The upgrade from "vulnerable" under Australian environmental law entitles the world's largest marsupial carnivore to greater protection in the island state of Tasmania, Environment Minister Peter Garrett said in a statement.

Devils do not exist in the wild outside Tasmania, although mainland zoos are breeding captive populations as a strategy against total extinction.

Their numbers have declined by 70 percent since the facial cancer was first reported in 1996. The disease is caused by bites inflicted on each other's faces as part of a bizarre mating ritual or while squabbling over food. It causes grotesque facial tumors that eventually prevent them from feeding, leading to starvation within months.

"Strong action is being taken to find out more about this disease and to stop its spread," Garrett said.

The government has already committed 10 million Australian dollars ($7.8 million) over five years to research the disease and support captive breeding programs, but scientists say more is needed.

Hamish McCallum, senior scientist in the government-backed devil rescue program, said the main advantage of the endangered listing was that it acknowledged the serious threat the species faced.

"I'm hoping that it might cause a philanthropist or corporate sponsors to say: 'Hey, this is serious' and to chip in some serious money," McCallum said.

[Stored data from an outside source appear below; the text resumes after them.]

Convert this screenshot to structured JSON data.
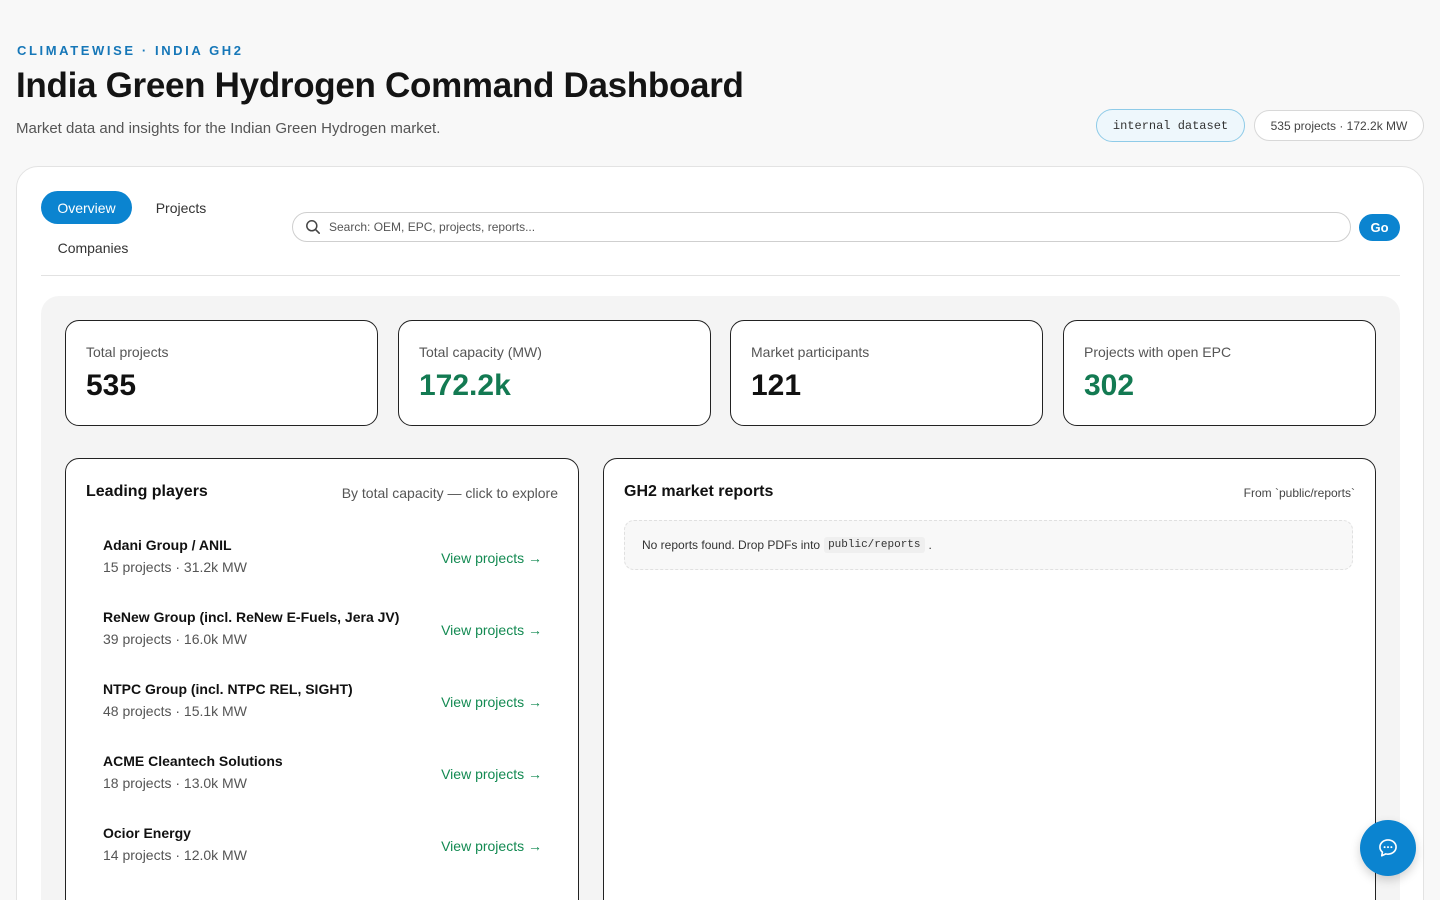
{
  "header": {
    "eyebrow": "CLIMATEWISE · INDIA GH2",
    "title": "India Green Hydrogen Command Dashboard",
    "subtitle": "Market data and insights for the Indian Green Hydrogen market.",
    "dataset_badge": "internal dataset",
    "stats_badge": "535 projects · 172.2k MW"
  },
  "nav": {
    "tabs": [
      {
        "label": "Overview",
        "active": true
      },
      {
        "label": "Projects",
        "active": false
      },
      {
        "label": "Companies",
        "active": false
      }
    ]
  },
  "search": {
    "placeholder": "Search: OEM, EPC, projects, reports...",
    "value": "",
    "button_label": "Go"
  },
  "kpis": [
    {
      "label": "Total projects",
      "value": "535",
      "accent": false
    },
    {
      "label": "Total capacity (MW)",
      "value": "172.2k",
      "accent": true
    },
    {
      "label": "Market participants",
      "value": "121",
      "accent": false
    },
    {
      "label": "Projects with open EPC",
      "value": "302",
      "accent": true
    }
  ],
  "leading_players": {
    "title": "Leading players",
    "hint": "By total capacity — click to explore",
    "items": [
      {
        "name": "Adani Group / ANIL",
        "meta": "15 projects · 31.2k MW",
        "link": "View projects →"
      },
      {
        "name": "ReNew Group (incl. ReNew E-Fuels, Jera JV)",
        "meta": "39 projects · 16.0k MW",
        "link": "View projects →"
      },
      {
        "name": "NTPC Group (incl. NTPC REL, SIGHT)",
        "meta": "48 projects · 15.1k MW",
        "link": "View projects →"
      },
      {
        "name": "ACME Cleantech Solutions",
        "meta": "18 projects · 13.0k MW",
        "link": "View projects →"
      },
      {
        "name": "Ocior Energy",
        "meta": "14 projects · 12.0k MW",
        "link": "View projects →"
      }
    ]
  },
  "reports": {
    "title": "GH2 market reports",
    "hint": "From `public/reports`",
    "empty_prefix": "No reports found. Drop PDFs into",
    "empty_code": "public/reports",
    "empty_suffix": "."
  },
  "colors": {
    "accent_blue": "#0b84d0",
    "accent_green": "#137a52",
    "eyebrow_blue": "#1677b8"
  },
  "icons": {
    "search": "search-icon",
    "chat": "chat-icon"
  }
}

"I guess my optimism has diminished a little bit, but I'm still hopeful that of the various angles we're looking at, one of them will come through and we won't lose the animals in the wild," he added.

Warner Bros., which owns Taz, and CNN founder Ted Turner, who started the Cartoon Network, have helped fund the fight against the disease.

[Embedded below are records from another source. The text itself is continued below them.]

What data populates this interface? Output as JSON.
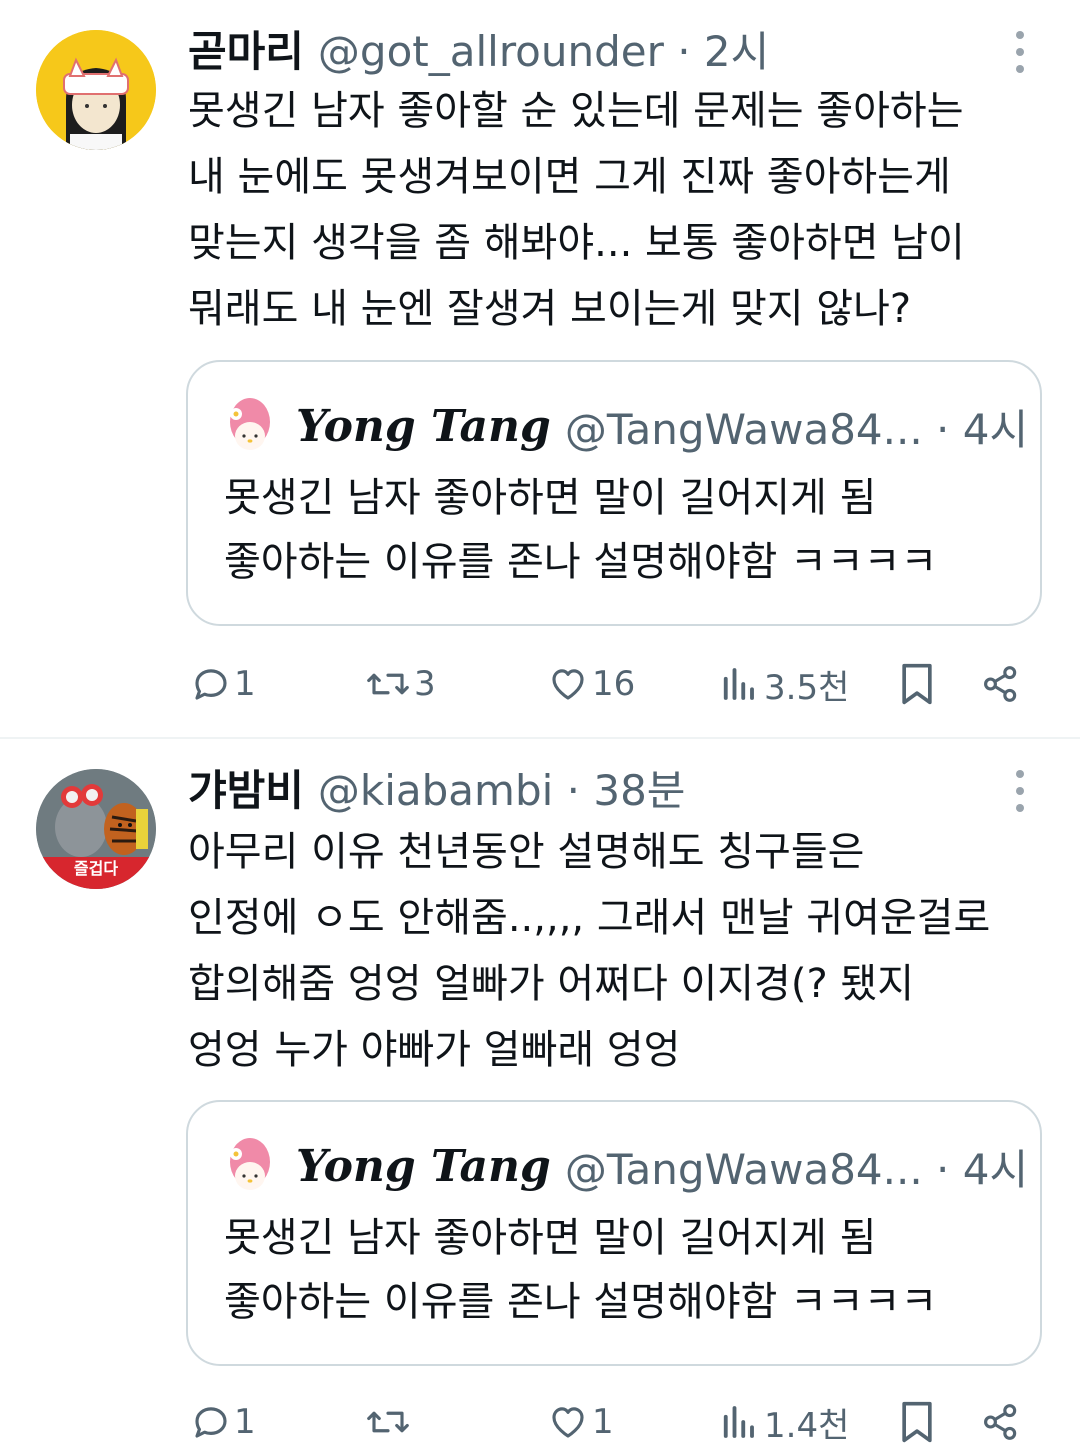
{
  "tweets": [
    {
      "name": "곧마리",
      "handle": "@got_allrounder · 2시",
      "text_lines": [
        "못생긴 남자 좋아할 순 있는데 문제는 좋아하는",
        "내 눈에도 못생겨보이면 그게 진짜 좋아하는게",
        "맞는지 생각을 좀 해봐야... 보통 좋아하면 남이",
        "뭐래도 내 눈엔 잘생겨 보이는게 맞지 않나?"
      ],
      "quote": {
        "name": "Yong Tang",
        "handle": "@TangWawa84... · 4시",
        "text_lines": [
          "못생긴 남자 좋아하면 말이 길어지게 됨",
          "좋아하는 이유를 존나 설명해야함 ㅋㅋㅋㅋ"
        ]
      },
      "actions": {
        "replies": "1",
        "retweets": "3",
        "likes": "16",
        "views": "3.5천"
      },
      "avatar": {
        "icon": "cartoon-girl-avatar",
        "bg": "#f6c81a"
      }
    },
    {
      "name": "갸밤비",
      "handle": "@kiabambi · 38분",
      "text_lines": [
        "아무리 이유 천년동안 설명해도 칭구들은",
        "인정에 ㅇ도 안해줌..,,,, 그래서 맨날 귀여운걸로",
        "합의해줌 엉엉 얼빠가 어쩌다 이지경(? 됐지",
        "엉엉 누가 야빠가 얼빠래 엉엉"
      ],
      "quote": {
        "name": "Yong Tang",
        "handle": "@TangWawa84... · 4시",
        "text_lines": [
          "못생긴 남자 좋아하면 말이 길어지게 됨",
          "좋아하는 이유를 존나 설명해야함 ㅋㅋㅋㅋ"
        ]
      },
      "actions": {
        "replies": "1",
        "retweets": "",
        "likes": "1",
        "views": "1.4천"
      },
      "avatar": {
        "icon": "plush-toys-avatar",
        "badge": "즐겁다",
        "badge_color": "#d7262e"
      }
    }
  ],
  "colors": {
    "text": "#0f1419",
    "secondary": "#536471",
    "border": "#cfd9de"
  }
}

McCallum fears that devils could be extinct in the wild in 20 years. He estimates there are as few as 10,000 now, as the cancer continues to spread west and south across Tasmania.

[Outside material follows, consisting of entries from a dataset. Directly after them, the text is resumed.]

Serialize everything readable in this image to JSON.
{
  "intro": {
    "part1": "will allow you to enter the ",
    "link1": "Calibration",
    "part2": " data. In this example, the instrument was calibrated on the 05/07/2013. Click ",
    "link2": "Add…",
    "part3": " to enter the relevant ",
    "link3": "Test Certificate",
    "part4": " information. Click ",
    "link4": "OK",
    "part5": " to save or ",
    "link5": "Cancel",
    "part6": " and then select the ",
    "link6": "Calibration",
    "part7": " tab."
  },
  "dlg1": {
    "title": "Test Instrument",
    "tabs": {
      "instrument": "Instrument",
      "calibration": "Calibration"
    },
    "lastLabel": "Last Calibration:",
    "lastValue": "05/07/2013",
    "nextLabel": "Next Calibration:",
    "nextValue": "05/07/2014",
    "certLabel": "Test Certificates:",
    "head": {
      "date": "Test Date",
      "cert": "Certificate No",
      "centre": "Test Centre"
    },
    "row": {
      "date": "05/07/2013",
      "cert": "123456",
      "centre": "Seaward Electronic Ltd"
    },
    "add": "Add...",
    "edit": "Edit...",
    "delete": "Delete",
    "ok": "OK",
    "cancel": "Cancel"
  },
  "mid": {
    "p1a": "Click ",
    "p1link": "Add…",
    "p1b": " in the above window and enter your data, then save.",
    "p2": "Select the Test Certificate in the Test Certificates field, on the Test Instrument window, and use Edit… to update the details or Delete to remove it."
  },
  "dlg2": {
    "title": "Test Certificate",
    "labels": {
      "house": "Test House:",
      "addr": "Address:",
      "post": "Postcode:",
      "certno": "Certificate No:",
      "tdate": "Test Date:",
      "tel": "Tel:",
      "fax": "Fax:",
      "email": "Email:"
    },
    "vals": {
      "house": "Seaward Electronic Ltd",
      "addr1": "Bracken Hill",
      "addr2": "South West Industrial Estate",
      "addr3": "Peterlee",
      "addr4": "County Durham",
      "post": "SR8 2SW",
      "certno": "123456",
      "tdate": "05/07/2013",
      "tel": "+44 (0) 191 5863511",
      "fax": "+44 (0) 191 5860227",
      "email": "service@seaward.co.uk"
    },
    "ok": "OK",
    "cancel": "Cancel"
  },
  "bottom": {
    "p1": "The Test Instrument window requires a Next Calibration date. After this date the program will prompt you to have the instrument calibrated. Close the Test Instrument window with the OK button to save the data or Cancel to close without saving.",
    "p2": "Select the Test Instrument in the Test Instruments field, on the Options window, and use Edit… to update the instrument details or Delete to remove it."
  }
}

Scientists have been working since the disease first emerged to save the animals, known for their powerful jaws and bloodcurdling growl.

Programs to try to save them include plans to relocate breeding pairs to island sanctuaries and to protect disease-free populations on peninsulas with devil-proof fences several miles (kilometers) long.

McCallum said he is frustrated that disagreement among scientists has prevented the sanctuaries from being established on islands off Tasmania. Some scientists fear the introduced devils would threaten endangered birds.

Scientists had hoped to find a genetic solution to the disease through a young devil who showed signs of natural immunity in laboratory tests. But that devil last year contracted a second, mutated strain of the cancer.

A test that can potentially detect the disease in a devil before it becomes contagious is in trials. While scientists hope this will help keep small wild populations disease free, the test is not yet proven to be accurate.